AUTHOR=Wang Wei , Feng Yuhan , Wu Ruotong , Wang Xiaohui , He Xue , Zhang Mengmeng , Li Kun , Jin Guangze , Song Fuqiang TITLE=Long-term N addition reduced the diversity of arbuscular mycorrhizal fungi and understory herbs of a Korean pine plantation in northern China JOURNAL=Frontiers in Ecology and Evolution VOLUME=11 YEAR=2023 URL=https://www.frontiersin.org/journals/ecology-and-evolution/articles/10.3389/fevo.2023.1192267 DOI=10.3389/fevo.2023.1192267 ISSN=2296-701X ABSTRACT=

With the development of agriculture and industry, the increase in nitrogen (N) deposition has caused widespread concern among scientists. Although emission reduction policies have slowed N releases in Europe and North America, the threat to biodiversity cannot be ignored. Arbuscular mycorrhizal (AM) fungi play an important role in the establishment and maintenance of plant communities in forest ecosystems, and both their distribution and diversity have vital ecological functions. Therefore, we analyzed the effects of long-term N addition on AM fungi and understory herbaceous plants in a Korean pine plantation in northern China. The soil properties, community structure, and diversity of AM fungi and understory herbaceous plants were detected at different concentrations of NH4NO3 (0, 20, 40, 80 kg N ha−1 year−1) after 7 years. The results showed that long-term N deposition decreased soil pH, increased soil ammonium content, and caused significant fluctuations in P elements. N deposition improved the stability of soil aggregates by increasing the content of glomalin-related soil protein (GRSP) and changed the AM fungal community composition. The Glomus genus was more adaptable to the acidic soil treated with the highest N concentration. The species of AM fungi, understory herbaceous plants, and the biomass of fine roots were decreased under long-term N deposition.

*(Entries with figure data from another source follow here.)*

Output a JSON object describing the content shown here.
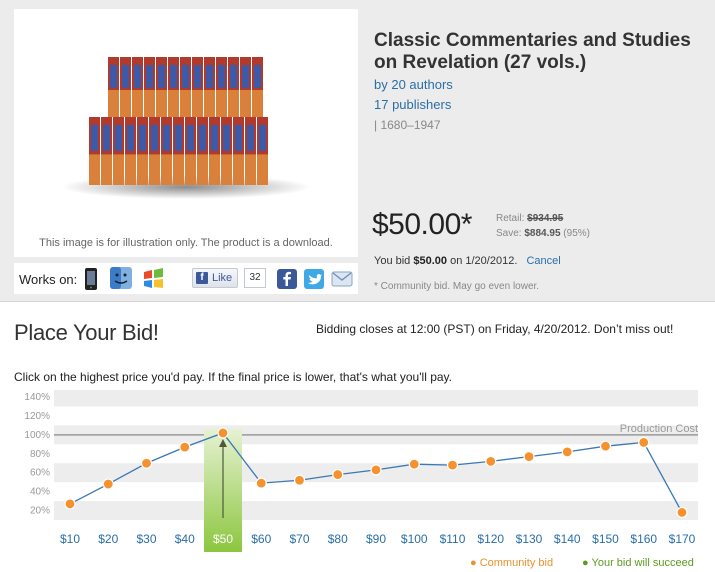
{
  "product": {
    "title": "Classic Commentaries and Studies on Revelation (27 vols.)",
    "authors": "by 20 authors",
    "publishers": "17 publishers",
    "years": "|  1680–1947",
    "image_caption": "This image is for illustration only. The product is a download."
  },
  "works_on": {
    "label": "Works on:",
    "platforms": [
      "iphone-icon",
      "mac-finder-icon",
      "windows-icon"
    ]
  },
  "social": {
    "like_label": "Like",
    "like_count": "32",
    "icons": [
      "facebook-icon",
      "twitter-icon",
      "email-icon"
    ]
  },
  "pricing": {
    "price": "$50.00*",
    "retail_label": "Retail:",
    "retail_value": "$934.95",
    "save_label": "Save:",
    "save_value": "$884.95",
    "save_pct": "(95%)",
    "you_bid_prefix": "You bid",
    "you_bid_amount": "$50.00",
    "you_bid_suffix": "on 1/20/2012.",
    "cancel": "Cancel",
    "community_note": "* Community bid. May go even lower."
  },
  "bid": {
    "heading": "Place Your Bid!",
    "closes": "Bidding closes at 12:00 (PST) on Friday, 4/20/2012. Don’t miss out!",
    "instructions": "Click on the highest price you'd pay. If the final price is lower, that's what you'll pay."
  },
  "chart_data": {
    "type": "line",
    "categories": [
      "$10",
      "$20",
      "$30",
      "$40",
      "$50",
      "$60",
      "$70",
      "$80",
      "$90",
      "$100",
      "$110",
      "$120",
      "$130",
      "$140",
      "$150",
      "$160",
      "$170"
    ],
    "values": [
      27,
      48,
      70,
      87,
      102,
      49,
      52,
      58,
      63,
      69,
      68,
      72,
      77,
      82,
      88,
      92,
      18
    ],
    "selected_category": "$50",
    "ylim": [
      10,
      140
    ],
    "y_ticks": [
      "20%",
      "40%",
      "60%",
      "80%",
      "100%",
      "120%",
      "140%"
    ],
    "y_tick_values": [
      20,
      40,
      60,
      80,
      100,
      120,
      140
    ],
    "reference_line": {
      "value": 100,
      "label": "Production Cost"
    },
    "legend": [
      {
        "name": "Community bid",
        "color": "#f5922e"
      },
      {
        "name": "Your bid will succeed",
        "color": "#5b9b22"
      }
    ],
    "colors": {
      "line": "#3a78b5",
      "point": "#f5922e",
      "highlight": "#8cc63f",
      "axis_label": "#2a6ea8"
    }
  }
}
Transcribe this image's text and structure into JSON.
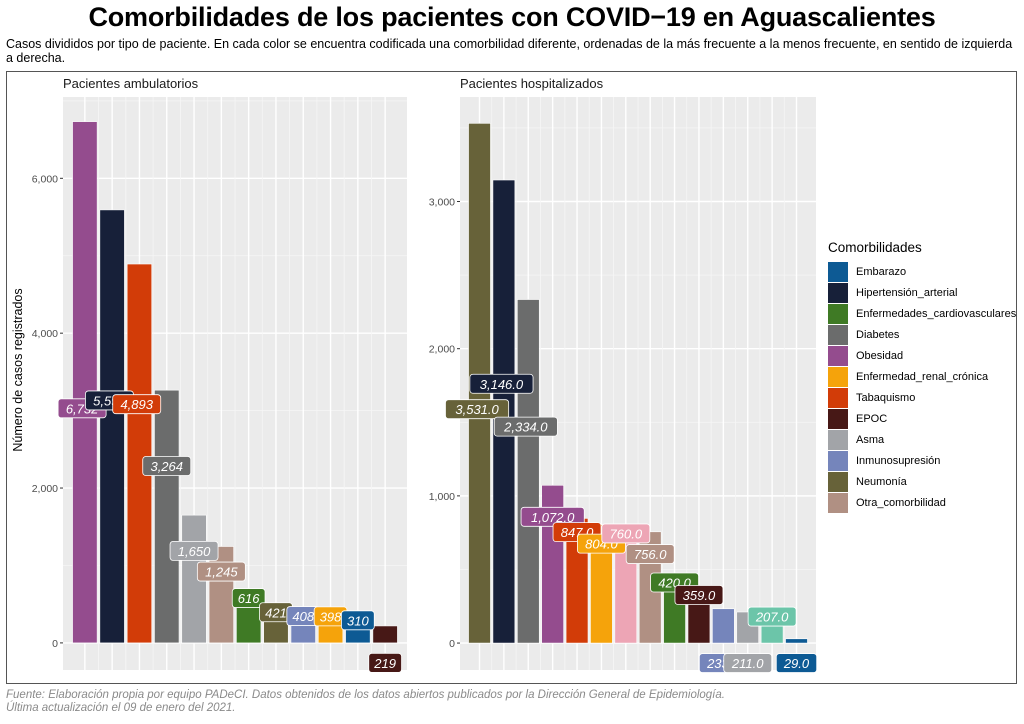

The fine root biomass was reduced by 78.6% in the highest N concentration treatment. In summary, we concluded that long-term N deposition could alter soil pH, the distribution of N, P elements, and the soil aggregate fractions, and reduce AM fungal and understory herb diversity. The importance of AM fungi in maintaining forest ecosystem diversity was verified under long-term N deposition.